Wouldn’t be a great PR stunt to have the POTUS go to Cali, stand in front of the damaged Oroville Dam to push his infrastructure deal? Then again, no one was complaining that he didn’t hop abroad AF1 and travel to survey the problem either since I thought it was necessary for a POTUS to run to every event to calm the masses – PB/TK
Just weeks after Oroville Dam crisis, damage found in another key California reservoir –
California water officials, still struggling with fixes at Oroville Dam, will have to temporarily shut down the pumping station that delivers water to much of Southern California and Silicon Valley after discovering damage at another key state reservoir.
The state Department of Water Resources confirmed Tuesday that operators discovered damage to the intake structure at the Clifton Court Forebay, a nearly two-mile-wide reservoir that stores water for the State Water Project pumping plant in the Sacramento-San Joaquin Delta near Tracy. Repairs will begin Wednesday. It’s not clear how long they will last.
However, state officials said State Water Project customers won’t lose any water deliveries.
“This is not an emergency of any kind,” said Doug Carlson, a spokesman for the Department of Water Resources. “The water is going to continue to flow to contractors.”

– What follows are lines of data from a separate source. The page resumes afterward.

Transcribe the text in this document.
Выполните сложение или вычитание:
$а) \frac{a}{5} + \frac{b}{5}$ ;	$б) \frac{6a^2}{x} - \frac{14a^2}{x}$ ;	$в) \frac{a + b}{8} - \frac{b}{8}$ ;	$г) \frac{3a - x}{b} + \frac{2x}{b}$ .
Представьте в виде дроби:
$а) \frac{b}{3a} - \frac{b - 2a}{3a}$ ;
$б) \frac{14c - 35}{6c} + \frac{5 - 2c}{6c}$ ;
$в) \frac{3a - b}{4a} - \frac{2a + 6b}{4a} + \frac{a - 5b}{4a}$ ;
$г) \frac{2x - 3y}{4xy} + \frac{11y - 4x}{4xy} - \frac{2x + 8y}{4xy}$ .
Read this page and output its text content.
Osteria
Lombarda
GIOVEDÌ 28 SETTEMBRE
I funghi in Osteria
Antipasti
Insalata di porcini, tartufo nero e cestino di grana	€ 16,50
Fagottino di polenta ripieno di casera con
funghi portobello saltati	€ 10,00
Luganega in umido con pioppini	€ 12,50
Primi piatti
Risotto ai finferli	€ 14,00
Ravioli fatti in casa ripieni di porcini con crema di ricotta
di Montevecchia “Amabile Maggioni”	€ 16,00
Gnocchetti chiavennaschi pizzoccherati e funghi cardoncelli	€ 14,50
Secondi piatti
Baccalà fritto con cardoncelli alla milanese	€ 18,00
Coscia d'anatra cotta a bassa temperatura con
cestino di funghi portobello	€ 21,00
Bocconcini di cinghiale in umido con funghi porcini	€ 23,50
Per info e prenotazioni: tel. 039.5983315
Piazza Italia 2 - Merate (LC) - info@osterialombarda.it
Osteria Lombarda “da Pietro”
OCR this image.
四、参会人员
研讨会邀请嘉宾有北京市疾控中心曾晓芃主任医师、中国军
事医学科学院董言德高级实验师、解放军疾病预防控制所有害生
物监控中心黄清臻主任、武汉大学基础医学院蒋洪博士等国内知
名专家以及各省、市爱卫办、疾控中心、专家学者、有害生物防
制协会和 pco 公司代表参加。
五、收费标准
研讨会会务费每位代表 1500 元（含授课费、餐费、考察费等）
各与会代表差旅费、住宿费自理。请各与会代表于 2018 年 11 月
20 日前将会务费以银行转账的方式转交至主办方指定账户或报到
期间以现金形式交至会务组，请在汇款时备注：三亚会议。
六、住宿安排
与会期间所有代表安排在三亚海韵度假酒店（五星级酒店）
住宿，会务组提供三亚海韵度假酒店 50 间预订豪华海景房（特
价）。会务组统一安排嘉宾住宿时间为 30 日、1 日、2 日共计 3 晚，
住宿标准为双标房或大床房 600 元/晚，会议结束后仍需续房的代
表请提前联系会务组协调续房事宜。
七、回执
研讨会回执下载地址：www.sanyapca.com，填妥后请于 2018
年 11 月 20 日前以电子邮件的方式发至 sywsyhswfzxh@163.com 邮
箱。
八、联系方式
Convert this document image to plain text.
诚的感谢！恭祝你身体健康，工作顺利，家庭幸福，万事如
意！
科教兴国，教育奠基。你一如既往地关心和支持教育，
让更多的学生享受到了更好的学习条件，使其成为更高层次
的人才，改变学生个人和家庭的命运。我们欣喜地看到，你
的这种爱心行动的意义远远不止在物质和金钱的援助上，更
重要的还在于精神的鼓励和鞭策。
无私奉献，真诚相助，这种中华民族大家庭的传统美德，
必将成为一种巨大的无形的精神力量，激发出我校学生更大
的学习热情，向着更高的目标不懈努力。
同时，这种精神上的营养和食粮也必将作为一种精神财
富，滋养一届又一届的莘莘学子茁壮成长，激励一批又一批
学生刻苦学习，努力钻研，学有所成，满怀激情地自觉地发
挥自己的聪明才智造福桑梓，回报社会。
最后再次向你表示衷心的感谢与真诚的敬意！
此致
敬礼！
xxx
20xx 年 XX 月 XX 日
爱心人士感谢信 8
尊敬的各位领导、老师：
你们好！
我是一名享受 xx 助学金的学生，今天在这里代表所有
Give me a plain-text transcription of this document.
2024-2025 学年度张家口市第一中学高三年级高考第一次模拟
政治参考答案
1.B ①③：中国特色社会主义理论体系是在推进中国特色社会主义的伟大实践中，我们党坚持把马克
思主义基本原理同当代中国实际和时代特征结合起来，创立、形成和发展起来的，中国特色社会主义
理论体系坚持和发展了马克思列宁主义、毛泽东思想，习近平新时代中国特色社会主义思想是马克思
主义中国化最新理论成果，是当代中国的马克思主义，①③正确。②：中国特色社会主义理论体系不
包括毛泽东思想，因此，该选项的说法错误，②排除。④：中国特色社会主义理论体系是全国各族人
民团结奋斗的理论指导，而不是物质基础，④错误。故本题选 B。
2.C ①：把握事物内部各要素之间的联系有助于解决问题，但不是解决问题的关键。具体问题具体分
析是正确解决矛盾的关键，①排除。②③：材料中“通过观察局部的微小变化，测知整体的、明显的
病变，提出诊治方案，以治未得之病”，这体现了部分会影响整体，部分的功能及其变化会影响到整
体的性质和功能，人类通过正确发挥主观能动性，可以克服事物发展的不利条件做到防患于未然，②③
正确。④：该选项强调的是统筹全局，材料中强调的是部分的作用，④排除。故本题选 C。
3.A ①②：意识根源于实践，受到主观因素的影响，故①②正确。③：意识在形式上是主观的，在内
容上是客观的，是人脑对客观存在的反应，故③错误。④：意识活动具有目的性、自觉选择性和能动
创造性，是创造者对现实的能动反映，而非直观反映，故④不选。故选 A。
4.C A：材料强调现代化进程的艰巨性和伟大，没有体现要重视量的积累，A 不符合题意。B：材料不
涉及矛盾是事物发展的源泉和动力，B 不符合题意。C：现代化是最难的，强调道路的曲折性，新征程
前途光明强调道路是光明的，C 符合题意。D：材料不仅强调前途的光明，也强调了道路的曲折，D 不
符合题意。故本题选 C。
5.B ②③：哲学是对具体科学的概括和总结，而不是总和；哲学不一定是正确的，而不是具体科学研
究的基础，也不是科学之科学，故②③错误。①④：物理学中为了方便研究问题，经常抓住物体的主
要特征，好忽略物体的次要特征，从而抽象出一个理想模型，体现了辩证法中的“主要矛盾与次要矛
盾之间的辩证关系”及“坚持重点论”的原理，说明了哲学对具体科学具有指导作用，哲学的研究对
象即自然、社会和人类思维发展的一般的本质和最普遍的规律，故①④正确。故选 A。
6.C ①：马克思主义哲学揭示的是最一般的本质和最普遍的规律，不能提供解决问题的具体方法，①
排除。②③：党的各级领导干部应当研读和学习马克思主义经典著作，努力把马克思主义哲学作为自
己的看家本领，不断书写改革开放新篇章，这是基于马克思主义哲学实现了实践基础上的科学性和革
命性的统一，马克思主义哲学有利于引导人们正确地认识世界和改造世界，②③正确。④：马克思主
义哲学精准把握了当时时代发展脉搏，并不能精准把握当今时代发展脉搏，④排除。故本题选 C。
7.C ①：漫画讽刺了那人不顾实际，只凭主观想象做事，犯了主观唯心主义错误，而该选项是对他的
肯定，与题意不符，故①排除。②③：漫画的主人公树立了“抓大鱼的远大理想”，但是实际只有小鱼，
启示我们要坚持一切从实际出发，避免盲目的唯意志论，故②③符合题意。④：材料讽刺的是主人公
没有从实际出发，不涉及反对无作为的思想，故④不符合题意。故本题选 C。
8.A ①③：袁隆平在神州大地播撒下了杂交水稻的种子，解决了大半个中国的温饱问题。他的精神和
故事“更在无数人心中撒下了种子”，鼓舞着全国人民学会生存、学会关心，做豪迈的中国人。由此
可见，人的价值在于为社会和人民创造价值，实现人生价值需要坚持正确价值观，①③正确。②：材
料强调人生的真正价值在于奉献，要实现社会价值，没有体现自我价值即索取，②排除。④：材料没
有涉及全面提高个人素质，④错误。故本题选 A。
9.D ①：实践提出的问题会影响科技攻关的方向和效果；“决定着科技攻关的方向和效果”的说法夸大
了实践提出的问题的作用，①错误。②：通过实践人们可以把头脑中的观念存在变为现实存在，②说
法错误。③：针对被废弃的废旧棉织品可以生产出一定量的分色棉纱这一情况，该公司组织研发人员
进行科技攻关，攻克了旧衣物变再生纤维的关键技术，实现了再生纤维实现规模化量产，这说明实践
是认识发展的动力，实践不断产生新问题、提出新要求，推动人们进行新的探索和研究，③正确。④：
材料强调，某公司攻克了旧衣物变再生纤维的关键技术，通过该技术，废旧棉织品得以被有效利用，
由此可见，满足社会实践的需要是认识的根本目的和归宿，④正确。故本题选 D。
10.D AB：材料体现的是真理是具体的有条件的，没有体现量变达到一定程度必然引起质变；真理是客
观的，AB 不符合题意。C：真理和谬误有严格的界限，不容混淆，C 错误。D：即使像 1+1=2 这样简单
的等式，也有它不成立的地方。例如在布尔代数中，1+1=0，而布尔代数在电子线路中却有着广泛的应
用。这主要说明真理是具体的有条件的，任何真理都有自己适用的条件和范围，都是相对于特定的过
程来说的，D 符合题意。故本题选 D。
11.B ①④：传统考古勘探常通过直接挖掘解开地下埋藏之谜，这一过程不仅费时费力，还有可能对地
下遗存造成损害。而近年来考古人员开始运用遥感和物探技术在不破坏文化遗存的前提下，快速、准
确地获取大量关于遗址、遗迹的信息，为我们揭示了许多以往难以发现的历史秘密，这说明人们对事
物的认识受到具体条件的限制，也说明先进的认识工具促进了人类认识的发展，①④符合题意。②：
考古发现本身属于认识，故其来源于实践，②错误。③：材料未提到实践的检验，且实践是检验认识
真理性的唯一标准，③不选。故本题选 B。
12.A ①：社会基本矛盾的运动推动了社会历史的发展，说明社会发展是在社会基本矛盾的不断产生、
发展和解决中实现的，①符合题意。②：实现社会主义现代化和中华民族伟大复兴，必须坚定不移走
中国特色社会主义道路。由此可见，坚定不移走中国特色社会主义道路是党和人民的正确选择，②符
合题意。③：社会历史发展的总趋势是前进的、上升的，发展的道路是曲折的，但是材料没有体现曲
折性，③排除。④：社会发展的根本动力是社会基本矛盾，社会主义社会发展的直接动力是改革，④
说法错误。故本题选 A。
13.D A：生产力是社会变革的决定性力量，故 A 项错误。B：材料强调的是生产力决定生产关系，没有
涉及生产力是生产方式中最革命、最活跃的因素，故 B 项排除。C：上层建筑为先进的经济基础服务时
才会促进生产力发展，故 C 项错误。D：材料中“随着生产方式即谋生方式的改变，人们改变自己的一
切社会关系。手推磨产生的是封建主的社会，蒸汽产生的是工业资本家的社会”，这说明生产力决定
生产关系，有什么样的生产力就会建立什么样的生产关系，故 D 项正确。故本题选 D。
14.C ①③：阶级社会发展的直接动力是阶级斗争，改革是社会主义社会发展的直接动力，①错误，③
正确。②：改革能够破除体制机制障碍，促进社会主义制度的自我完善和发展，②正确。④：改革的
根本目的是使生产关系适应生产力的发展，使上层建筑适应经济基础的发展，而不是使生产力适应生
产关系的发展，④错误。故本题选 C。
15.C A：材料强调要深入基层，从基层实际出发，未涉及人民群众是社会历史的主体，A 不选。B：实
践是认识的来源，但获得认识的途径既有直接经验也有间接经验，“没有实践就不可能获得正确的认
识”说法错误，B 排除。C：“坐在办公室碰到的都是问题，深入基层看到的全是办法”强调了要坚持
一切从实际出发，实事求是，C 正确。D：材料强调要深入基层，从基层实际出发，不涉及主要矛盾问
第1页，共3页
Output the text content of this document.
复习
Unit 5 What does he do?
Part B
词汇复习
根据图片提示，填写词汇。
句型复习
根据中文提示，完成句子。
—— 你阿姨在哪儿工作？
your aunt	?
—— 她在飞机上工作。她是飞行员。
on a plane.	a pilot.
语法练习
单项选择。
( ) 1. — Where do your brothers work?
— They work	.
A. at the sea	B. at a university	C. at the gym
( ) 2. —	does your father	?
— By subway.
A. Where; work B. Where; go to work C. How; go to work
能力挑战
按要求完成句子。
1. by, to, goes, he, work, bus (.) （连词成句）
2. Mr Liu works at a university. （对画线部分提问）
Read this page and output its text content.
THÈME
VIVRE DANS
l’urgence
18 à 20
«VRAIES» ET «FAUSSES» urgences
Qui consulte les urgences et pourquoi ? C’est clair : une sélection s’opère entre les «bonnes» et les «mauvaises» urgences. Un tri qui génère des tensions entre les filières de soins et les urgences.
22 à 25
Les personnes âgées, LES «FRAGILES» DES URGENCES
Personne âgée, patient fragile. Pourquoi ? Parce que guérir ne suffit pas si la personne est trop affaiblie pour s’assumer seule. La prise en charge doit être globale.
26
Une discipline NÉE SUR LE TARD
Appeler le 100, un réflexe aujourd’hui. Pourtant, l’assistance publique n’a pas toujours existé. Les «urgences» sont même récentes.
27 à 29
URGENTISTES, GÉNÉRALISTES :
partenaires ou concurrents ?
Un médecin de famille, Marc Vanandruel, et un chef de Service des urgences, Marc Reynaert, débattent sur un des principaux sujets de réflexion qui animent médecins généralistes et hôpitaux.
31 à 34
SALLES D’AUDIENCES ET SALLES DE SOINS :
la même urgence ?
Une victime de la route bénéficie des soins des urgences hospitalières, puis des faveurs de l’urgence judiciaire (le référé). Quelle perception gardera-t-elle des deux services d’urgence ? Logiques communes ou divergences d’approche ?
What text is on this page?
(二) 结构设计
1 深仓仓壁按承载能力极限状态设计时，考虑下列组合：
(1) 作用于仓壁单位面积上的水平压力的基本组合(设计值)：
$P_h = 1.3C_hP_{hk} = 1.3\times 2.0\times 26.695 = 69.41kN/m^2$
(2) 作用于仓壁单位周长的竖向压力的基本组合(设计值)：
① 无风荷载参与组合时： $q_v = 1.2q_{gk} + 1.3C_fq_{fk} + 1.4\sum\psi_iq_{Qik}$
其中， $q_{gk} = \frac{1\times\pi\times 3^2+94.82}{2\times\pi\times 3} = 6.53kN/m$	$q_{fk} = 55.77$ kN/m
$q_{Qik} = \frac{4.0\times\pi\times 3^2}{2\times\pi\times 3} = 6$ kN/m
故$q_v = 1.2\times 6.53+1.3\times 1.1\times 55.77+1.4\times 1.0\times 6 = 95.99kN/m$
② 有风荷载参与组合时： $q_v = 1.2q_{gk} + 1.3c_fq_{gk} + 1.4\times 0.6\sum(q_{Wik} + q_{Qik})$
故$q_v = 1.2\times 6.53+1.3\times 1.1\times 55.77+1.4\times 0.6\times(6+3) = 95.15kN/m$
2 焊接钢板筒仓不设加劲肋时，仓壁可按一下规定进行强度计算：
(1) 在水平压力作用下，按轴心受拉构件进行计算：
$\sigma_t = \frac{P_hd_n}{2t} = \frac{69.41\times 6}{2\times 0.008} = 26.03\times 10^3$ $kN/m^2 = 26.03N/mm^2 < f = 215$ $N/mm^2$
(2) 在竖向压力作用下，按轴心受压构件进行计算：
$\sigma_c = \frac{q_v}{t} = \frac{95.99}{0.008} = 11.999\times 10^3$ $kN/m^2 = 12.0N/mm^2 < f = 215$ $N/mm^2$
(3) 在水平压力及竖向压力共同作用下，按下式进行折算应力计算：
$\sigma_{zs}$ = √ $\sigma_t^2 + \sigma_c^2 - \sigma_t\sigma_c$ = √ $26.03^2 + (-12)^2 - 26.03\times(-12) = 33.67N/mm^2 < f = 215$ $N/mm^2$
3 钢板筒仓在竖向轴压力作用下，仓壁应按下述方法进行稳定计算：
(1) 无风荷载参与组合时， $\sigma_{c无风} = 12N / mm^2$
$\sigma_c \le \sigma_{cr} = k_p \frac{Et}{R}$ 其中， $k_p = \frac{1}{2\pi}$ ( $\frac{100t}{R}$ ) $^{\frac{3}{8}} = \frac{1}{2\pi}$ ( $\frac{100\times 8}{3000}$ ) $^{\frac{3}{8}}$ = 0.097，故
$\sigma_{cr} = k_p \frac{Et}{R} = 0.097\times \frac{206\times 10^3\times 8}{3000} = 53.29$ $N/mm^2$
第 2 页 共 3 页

Clifton Court is a crucial piece of the State Water Project’s plumbing. Water stored in the forebay is piped to the nearby pumping station, where it’s delivered to 19 million residents of Southern California, portions of Silicon Valley and about 750,000 acres of farmland in the Central Valley. A third of Southern California’s drinking water typically flows from the Delta pumps.
Ted Page, board president of the Kern County Water Agency, one of the chief agricultural customers of the SWP, said he was told the state will deliver water from the San Luis Reservoir in Merced County while repairs are being made at Clifton Court. Page said he’s been told the shipments from San Luis should be enough to meet customer demands while repairs are underway.
San Luis Reservoir, jointly owned by the SWP and the federal government’s Central Valley Project, is 99 percent full with a little more than 2 million acre-feet in storage. An acre-foot is 326,000 gallons.